Je me souviens de Chantal Akerman. De notre première rencontre. Dans une brasserie du boulevard de Waterloo, face à un cinéma aujourd’hui disparu, l’Avenue.

Je me rappelle de ses yeux – impossible de ne pas s’en rappeler. De son regard de chatte, sauvage et séducteur, distant et affectueux, qui décidait en un clin d’œil si elle allait vous aimer ou non. Elle avait souvent (pas toujours) raison.

Elle se préparait à tourner « Jeanne Dieleman ». Dans un petit appartement pas loin de celui de ma maman. C’était aussi une histoire de maman, une femme au foyer qui fait de temps en temps une « passe » entre sa vie avec son fils et la préparation du repas (ah ! ses longs plans morbides pendant qu’elle pane ses escalopes, horribles pour moi qui adorais les escalopes panées de ma maman !) Un film long, scandaleusement long, sur la banalité, la vie quotidienne, la femme. Surtout la femme. Chantal avait une vision radicale de la femme. Tout en ayant une extraordinaire nostalgie du passé. Elle était obsédée par les camps (où sa mère avait réussi à survivre), l’histoire juive. Son œuvre est un cocktail mêlant modernité, avant-garde et nostalgie d’une époque révolue, avant la guerre, avant les nazis. Deux de ses plus beaux films l’expriment avec une infinie subtilité, « News from Home » qui mélange des vues cliniques de New York dans la brume ou la nuit, dans une lumière bleutée et froide, aux textes de lettres que lui envoie sa maman. Et « Histoires d’Amérique », où elle retrouve New York avec quelques vieux acteurs du théâtre yiddish, mêlant tragédie et humour (inspiré par I.B. Singer qu’elle avait rencontré et tenté d’adapter).

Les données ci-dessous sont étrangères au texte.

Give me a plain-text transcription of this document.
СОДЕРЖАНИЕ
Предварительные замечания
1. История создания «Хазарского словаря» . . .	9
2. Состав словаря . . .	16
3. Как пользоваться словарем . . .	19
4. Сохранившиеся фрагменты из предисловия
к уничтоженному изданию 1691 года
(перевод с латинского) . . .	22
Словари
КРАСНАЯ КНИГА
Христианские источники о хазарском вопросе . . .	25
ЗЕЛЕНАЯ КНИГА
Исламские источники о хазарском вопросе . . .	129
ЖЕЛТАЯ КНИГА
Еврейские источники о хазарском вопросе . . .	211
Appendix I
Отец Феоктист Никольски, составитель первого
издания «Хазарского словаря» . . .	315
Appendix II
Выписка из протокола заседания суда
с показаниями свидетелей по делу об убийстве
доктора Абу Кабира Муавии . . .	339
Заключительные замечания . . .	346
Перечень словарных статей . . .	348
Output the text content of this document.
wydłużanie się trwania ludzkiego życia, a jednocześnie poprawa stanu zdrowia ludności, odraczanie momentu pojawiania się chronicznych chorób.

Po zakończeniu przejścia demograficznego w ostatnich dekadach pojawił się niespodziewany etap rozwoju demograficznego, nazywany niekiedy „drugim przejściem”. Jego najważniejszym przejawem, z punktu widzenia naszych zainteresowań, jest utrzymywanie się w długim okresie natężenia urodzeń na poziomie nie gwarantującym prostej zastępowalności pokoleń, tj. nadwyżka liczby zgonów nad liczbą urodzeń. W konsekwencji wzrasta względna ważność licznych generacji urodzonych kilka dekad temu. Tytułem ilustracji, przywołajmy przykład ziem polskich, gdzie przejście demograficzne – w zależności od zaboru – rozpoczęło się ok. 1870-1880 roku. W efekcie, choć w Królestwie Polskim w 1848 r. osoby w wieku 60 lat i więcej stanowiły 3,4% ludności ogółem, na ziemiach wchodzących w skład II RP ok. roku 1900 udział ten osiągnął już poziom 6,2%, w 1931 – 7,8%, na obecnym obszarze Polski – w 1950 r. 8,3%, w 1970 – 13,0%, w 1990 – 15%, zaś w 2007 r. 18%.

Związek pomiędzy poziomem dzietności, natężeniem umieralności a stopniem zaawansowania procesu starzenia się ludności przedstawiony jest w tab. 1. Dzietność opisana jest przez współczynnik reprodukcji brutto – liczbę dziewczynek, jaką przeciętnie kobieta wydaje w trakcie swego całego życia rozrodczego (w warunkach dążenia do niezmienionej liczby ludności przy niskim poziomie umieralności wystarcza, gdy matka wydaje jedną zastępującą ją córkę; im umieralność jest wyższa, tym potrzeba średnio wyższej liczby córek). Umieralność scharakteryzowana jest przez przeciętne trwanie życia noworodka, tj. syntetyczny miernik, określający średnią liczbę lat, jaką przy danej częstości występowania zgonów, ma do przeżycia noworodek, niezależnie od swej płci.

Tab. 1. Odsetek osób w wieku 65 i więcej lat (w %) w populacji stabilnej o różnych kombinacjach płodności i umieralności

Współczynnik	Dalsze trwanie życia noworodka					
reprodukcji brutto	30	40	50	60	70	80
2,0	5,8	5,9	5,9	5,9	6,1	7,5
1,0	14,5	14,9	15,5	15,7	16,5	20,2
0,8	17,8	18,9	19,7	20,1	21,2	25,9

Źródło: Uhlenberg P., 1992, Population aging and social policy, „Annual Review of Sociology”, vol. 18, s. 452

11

Ce mélange, on le trouve aussi dans « Toute une Nuit » tourné cette fois dans un Bruxelles nocturne, presqu’irréel, où elle capte fugitivement des hommes, des femmes, qui dansent, s’embrassent, une brève parenthèse de liberté et d’amour tant que le soleil n’est pas levé. L’un des plus beaux films sur la passion.

Chantal n’avait pas besoin d’inventer des histoires. D’ailleurs, la fiction l’encombrait. Elle racontait sa vision du monde avec des longs plans séquence avec une grâce et une poésie du cadrage sans égal. Il y avait du Vermeer chez Akerman.

Chantal, un œil et une plume. Il faut écouter la musique de ses textes. Et sa voix quand elle les récite. Grave, parfois rocailleuse, douce et décidée à la fois. C’est quand elle lit en contrepoint de ses images que son cinéma est le plus beau. La magie de sa voix, la poésie de ses textes, son regard scalpel sur la ville, peuplée d’êtres anonymes et pathétiques saisis par les néons. Les faces sombres de l’histoire ne sont pas loin. Mais il y a de temps en temps un sourire qui efface tout. Le sourire d’un enfant, qui était le sourire de Chantal.